The lawsuit, announced Friday, is one of about 20 actions taken by individual states targeting Volkswagen and its subsidiaries for selling diesel cars fitted with “defeat devices” to conceal illegal and harmful tailpipe emissions. About 3,500 of them were sold in Maine.

“We will not tolerate the flouting of our state’s environmental laws, the legacy of Senators Ed Muskie and George Mitchell,” Mills said in a statement.

Muskie, who died in 1996, was the architect of the Clean Water Act and Mitchell was Senate majority leader when the Clean Air Act was revised in 1990.


Volkswagen has agreed to separate settlements of $15 billion and $1 billion, but those don’t resolve civil claims brought by states like Maine.

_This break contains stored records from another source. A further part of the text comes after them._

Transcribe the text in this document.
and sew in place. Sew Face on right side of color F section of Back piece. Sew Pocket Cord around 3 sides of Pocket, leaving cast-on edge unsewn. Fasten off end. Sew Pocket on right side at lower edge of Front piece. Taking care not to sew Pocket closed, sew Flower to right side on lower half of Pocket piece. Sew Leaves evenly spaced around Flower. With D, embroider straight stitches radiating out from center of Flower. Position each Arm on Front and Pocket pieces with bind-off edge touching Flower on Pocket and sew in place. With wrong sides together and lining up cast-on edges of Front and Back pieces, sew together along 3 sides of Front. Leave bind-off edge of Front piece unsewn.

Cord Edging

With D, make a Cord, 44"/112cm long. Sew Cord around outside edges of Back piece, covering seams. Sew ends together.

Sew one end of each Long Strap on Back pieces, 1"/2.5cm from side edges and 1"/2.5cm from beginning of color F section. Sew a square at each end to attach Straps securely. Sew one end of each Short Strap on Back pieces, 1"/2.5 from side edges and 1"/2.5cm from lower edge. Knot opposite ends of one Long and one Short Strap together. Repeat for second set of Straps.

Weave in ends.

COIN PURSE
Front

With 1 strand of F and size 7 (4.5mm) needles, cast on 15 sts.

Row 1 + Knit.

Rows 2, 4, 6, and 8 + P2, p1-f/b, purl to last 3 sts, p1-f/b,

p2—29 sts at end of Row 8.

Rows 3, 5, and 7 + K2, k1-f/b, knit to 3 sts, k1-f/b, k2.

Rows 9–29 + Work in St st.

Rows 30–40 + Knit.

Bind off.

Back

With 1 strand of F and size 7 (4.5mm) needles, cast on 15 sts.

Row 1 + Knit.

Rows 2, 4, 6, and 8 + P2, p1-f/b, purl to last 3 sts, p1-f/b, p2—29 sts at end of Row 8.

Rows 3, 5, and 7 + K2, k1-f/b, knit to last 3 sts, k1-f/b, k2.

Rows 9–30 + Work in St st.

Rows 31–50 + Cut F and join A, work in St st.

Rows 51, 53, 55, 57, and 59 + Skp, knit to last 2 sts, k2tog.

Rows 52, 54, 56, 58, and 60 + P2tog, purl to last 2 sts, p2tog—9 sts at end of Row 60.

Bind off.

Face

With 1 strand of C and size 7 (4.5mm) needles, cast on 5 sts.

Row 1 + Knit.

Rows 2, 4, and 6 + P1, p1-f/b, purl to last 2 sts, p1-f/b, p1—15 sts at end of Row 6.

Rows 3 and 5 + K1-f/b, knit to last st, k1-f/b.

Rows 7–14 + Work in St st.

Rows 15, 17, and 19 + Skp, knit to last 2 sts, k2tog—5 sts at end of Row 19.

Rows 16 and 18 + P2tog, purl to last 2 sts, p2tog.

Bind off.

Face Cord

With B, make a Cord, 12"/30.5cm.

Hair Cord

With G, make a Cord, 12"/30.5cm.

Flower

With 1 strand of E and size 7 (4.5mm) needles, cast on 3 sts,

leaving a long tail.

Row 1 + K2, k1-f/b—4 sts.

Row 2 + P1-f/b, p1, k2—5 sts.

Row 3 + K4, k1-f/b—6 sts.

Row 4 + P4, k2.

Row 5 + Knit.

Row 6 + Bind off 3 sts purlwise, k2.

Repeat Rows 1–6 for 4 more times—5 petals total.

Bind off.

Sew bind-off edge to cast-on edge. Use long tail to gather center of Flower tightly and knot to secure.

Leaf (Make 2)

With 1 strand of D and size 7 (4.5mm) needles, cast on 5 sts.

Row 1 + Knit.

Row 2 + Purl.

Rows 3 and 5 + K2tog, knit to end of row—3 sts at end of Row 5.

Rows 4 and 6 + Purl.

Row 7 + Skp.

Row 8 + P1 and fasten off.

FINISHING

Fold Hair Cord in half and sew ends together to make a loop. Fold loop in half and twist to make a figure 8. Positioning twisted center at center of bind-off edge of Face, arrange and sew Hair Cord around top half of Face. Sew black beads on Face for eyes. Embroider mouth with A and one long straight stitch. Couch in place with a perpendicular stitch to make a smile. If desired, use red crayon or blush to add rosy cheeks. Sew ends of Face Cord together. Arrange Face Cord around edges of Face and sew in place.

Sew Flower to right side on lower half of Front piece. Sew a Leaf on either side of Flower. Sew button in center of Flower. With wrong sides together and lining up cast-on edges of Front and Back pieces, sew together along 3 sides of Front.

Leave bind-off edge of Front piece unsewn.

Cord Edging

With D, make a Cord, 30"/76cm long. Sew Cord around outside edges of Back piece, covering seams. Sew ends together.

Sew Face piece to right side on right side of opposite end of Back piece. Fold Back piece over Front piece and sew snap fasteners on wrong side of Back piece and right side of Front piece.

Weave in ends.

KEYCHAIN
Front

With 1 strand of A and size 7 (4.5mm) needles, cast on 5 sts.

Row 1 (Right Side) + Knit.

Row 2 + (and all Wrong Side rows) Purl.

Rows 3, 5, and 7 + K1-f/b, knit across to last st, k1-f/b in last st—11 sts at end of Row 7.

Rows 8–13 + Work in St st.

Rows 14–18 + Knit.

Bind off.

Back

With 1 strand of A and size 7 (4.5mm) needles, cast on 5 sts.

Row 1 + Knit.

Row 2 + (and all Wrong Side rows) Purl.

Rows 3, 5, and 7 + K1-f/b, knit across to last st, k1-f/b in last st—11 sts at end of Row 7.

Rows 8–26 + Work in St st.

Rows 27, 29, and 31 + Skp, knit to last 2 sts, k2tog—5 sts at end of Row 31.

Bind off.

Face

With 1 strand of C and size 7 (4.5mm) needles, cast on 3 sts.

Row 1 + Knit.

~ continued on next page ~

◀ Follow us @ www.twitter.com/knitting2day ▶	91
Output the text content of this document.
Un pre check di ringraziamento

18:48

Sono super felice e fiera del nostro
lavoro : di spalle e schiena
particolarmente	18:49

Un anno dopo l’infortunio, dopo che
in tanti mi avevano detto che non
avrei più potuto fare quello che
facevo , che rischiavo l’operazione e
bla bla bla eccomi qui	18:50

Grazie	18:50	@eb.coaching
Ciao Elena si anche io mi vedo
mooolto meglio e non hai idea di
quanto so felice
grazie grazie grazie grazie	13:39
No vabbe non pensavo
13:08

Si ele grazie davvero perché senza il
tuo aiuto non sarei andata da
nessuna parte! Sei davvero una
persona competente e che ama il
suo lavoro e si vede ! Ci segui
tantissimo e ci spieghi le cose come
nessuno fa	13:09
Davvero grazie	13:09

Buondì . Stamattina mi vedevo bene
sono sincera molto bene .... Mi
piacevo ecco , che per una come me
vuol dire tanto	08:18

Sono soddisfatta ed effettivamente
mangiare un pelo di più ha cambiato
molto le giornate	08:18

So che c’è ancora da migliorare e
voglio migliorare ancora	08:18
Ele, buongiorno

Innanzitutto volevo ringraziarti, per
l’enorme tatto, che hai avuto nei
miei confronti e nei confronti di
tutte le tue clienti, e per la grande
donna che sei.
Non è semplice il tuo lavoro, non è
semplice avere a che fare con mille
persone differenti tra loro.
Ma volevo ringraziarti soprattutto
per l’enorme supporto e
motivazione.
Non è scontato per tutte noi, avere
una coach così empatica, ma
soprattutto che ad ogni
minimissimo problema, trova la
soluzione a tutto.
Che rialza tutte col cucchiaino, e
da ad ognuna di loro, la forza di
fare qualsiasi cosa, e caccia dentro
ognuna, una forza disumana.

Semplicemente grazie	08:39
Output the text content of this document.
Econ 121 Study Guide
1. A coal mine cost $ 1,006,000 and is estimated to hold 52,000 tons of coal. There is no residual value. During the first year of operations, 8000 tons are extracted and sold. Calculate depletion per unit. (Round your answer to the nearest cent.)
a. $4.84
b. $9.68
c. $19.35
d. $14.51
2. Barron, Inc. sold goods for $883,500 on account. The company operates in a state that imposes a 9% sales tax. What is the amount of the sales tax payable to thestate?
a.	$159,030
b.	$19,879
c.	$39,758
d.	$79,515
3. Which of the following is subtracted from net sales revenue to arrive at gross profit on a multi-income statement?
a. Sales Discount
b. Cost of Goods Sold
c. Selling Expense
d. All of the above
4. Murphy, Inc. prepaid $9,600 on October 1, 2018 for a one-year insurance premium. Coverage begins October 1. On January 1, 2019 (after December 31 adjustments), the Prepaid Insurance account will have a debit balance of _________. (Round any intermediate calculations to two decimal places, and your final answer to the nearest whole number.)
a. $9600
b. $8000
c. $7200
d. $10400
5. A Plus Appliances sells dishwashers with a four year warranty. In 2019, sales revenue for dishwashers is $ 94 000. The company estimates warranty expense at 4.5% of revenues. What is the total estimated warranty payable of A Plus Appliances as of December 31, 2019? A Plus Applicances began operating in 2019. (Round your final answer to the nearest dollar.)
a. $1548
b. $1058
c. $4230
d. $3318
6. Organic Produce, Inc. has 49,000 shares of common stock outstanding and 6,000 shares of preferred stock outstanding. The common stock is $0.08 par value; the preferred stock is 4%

VW spokeswoman Jeannine Ginivan said the company will review Maine’s lawsuit before responding. But, she added, “Volkswagen is committed to reaching a fair and efficient resolution of remaining federal and state diesel claims in the United States.”

News of the Maine lawsuit came as the U.S. Environmental Protection Agency and the California Air Resources Board announced that they’ve approved a fix for around 67,000 of the more than 400,000 Volkswagens and Audis that were equipped to cheat emissions testing equipment.

The remedy will fix 2015 Volkswagen and Audi models equipped with four-cylinder diesel engines, but it doesn’t apply to older cars or vehicles equipped with larger, six-cylinder engines.

Mills said she was putting VW, Audi and Porsche, a third subsidiary, on notice that the state will not allow companies to treat environmental violations “as some sort of cost-of-doing-business.”

The complaint, dated Dec. 29, was filed in Superior Court in Augusta, the state capital.

“Our air, water and natural resources and the health of our people are more important than a corporation’s bottom line,” she said.